- Ein Kraftfahrzeug mit Dieselpartikelfilter ist nicht deshalb mangelhaft, weil im reinen Kurzstreckenbetrieb die zur Reinigung des Filters erforderliche Abgastemperatur regelmäßig nicht erreicht wird und daher zur Filterreinigung von Zeit zu Zeit Überlandfahrten unternommen werden müssen (im Anschluss an BGH, Urt. v. 04.03.2009 – VIII ZR 160/08, NJW 2009, 2056).
- Ein Gebrauchtwagen mit Dieselpartikelfilter ist zwar mangelhaft, wenn der Filter bei der Übergabe völlig verstopft ist und deshalb seine Funktion, aus den Abgasen schädliche Rußpartikel auszufiltern, nicht mehr erfüllen kann. Setzt sich der Filter jedoch erst nach der Übergabe des Fahrzeugs an den Käufer zu, weil der Käufer das Fahrzeug überwiegend im Kurzstreckenbetrieb nutzt, ohne die erforderlichen Fahrten zum Freibrennen des Dieselpartikelfilters durchzuführen, liegt kein Sachmangel, sondern nur typischer Verschleiß vor.
LG Düsseldorf, Urteil vom 19.02.2014 – 23 S 156/13
Sachverhalt: Der Kläger nimmt die Beklagte aus einem am 22.11.2011 geschlossenen Kaufvertrag über einen Gebrauchtwagen auf Schadensersatz in Anspruch, nachdem im Juni 2012 der Dieselpartikelfilter des Fahrzeugs ausgetauscht wurde.
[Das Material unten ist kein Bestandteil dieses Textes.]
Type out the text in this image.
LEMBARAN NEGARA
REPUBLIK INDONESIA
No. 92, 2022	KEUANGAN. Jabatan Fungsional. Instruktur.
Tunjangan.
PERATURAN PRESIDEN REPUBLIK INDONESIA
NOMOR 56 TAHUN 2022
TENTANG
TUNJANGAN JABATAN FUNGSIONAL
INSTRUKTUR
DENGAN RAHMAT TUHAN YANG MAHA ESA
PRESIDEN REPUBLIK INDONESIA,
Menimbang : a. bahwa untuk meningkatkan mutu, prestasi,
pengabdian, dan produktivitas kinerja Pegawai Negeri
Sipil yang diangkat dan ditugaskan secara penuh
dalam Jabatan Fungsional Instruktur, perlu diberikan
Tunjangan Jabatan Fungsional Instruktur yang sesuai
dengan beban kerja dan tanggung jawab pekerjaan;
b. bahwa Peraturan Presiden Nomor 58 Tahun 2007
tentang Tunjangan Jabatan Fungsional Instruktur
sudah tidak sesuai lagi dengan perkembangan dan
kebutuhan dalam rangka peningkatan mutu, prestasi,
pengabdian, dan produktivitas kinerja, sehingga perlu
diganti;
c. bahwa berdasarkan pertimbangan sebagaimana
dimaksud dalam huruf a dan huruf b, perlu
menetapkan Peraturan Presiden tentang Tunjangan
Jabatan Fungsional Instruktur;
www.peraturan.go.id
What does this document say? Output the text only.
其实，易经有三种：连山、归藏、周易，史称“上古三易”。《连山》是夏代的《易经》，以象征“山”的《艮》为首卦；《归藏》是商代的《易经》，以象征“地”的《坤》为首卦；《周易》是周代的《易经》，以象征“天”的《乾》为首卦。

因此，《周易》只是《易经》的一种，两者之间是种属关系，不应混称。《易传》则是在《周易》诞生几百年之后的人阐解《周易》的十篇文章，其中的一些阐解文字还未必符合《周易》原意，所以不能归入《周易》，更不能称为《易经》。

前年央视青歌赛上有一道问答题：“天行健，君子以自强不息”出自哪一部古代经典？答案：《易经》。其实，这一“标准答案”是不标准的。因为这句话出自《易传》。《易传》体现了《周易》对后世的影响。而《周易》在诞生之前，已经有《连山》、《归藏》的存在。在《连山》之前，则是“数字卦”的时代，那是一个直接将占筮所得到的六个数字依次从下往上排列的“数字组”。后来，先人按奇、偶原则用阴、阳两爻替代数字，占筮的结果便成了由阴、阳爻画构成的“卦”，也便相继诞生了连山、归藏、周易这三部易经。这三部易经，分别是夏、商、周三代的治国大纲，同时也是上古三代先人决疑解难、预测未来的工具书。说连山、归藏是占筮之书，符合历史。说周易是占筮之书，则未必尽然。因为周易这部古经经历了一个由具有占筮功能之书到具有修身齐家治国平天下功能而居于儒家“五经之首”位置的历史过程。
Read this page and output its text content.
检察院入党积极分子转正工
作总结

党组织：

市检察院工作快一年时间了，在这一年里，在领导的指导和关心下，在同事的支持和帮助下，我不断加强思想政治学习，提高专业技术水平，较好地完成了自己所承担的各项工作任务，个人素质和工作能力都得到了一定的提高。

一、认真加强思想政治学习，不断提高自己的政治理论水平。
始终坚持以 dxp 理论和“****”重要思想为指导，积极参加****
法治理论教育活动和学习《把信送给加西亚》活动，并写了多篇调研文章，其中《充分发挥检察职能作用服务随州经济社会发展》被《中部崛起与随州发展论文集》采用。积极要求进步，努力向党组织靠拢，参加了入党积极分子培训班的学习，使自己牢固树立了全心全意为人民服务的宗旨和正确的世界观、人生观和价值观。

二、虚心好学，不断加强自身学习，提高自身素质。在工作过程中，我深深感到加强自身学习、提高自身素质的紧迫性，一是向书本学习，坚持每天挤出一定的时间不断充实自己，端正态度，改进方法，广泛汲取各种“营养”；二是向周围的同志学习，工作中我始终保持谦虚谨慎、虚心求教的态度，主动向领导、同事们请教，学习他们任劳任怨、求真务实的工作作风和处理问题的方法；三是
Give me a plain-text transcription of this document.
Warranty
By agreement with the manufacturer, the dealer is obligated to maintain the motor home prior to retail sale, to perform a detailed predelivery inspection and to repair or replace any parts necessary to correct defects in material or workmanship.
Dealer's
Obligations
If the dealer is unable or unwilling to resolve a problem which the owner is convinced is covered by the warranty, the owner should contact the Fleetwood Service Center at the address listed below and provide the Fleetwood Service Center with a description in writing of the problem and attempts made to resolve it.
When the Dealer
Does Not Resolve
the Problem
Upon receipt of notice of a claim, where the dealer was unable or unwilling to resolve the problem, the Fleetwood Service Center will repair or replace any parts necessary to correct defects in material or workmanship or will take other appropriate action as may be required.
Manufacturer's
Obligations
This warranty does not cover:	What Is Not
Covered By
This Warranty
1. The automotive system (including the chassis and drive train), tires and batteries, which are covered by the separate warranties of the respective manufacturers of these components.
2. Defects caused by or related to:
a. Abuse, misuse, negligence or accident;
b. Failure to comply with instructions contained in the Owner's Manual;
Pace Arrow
Das Amtsgericht hat die Klage mit der Begründung abgewiesen, dass die besondere Beschaffenheit des Dieselpartikelfilters, die regelmäßige Regenerationsfahrten erfordere, für sich gesehen kein Mangel sei. Regelmäige Regenerationsfahren habe der Kläger indes nicht unternommen; andernfalls wäre der Diesepartikelfilter nicht völlig verstopft gewesen und hätte nicht ausgetauscht werden müssen. Für seine Behauptung, die Warnleuchte, die die Notwendigkeit einer Regenerationsfahrt anzeige, habe nicht funktioniert, als das Fahrzeug wegen des verstopften Partikelfilters liegen geblieben sei, habe der Kläger keinen Beweis angetreten.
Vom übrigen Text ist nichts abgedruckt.